Secondly, if the law really allows providers to do this, then the law needs to be changed. Because it should not be important whether the domain and / or IP is in the registry, but whether it contains information that is prohibited for distribution. So, the courts must state the exact reasons for the blocking, and the Roskomnadzor, before listing the next IP of the blocked site, should check whether there is still content blocking.

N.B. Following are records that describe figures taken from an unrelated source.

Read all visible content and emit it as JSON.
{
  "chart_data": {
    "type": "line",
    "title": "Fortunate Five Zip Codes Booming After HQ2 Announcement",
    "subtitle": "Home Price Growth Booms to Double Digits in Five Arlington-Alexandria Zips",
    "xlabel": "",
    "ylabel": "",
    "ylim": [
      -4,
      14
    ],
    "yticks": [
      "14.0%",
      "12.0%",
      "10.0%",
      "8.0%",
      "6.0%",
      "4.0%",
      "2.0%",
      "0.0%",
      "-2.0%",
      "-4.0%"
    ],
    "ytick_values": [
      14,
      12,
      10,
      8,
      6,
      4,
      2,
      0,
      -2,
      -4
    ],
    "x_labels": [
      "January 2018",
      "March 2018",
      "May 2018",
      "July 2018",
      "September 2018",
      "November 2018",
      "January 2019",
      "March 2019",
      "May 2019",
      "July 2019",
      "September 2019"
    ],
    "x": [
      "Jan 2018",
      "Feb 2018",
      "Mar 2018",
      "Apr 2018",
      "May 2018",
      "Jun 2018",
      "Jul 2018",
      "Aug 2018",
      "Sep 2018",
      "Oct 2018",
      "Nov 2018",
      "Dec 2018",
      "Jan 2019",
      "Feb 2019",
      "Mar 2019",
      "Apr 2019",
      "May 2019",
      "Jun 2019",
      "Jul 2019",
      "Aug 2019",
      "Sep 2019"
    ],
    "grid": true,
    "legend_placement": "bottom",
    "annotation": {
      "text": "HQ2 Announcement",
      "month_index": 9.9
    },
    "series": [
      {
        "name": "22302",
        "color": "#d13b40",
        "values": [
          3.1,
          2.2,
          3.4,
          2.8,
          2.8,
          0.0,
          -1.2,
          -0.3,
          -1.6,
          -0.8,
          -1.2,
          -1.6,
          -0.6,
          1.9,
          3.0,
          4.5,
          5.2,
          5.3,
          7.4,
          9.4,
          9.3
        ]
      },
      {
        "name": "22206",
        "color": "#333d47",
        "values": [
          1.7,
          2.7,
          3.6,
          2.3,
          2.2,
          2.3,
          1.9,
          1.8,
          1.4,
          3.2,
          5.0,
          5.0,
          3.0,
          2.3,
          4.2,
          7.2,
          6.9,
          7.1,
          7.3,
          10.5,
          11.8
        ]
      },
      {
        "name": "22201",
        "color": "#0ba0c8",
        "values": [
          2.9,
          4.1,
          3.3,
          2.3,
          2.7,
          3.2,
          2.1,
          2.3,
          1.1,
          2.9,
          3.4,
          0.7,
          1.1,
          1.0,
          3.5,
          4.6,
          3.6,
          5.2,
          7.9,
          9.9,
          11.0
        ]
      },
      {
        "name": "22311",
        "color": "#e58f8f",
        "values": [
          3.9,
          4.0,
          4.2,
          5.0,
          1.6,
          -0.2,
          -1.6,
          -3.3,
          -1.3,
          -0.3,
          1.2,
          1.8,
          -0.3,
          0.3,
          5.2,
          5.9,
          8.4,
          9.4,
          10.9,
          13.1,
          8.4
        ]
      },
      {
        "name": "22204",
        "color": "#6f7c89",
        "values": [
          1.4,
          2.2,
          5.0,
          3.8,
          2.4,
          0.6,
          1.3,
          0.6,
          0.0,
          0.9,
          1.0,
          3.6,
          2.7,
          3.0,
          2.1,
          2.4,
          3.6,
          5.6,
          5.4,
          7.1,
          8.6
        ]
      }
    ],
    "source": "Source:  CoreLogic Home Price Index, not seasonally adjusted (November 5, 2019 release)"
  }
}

But in the third - until this bright future comes - what to do then? At any moment (I think I'm starting to repeat) something can happen to you, with which, without the goodwill of a person with a blocked domain, nothing can be done at all.

For ourselves at the moment, we have decided that we need to make a monster who will periodically receive the actual unloading in order to:

  1. Do not give attach to the sites on our engine blocked domains;
  2. Rezolvit blocked domains and check if some of them started returning our IP;
  3. Just in case, also parse the nginx logs in search of visits to the blocked domains (well, you never know!).

And then, this monster will help us only quickly find out about the problem and its cause. And the question of how to fix it is not relying on a miracle remains open.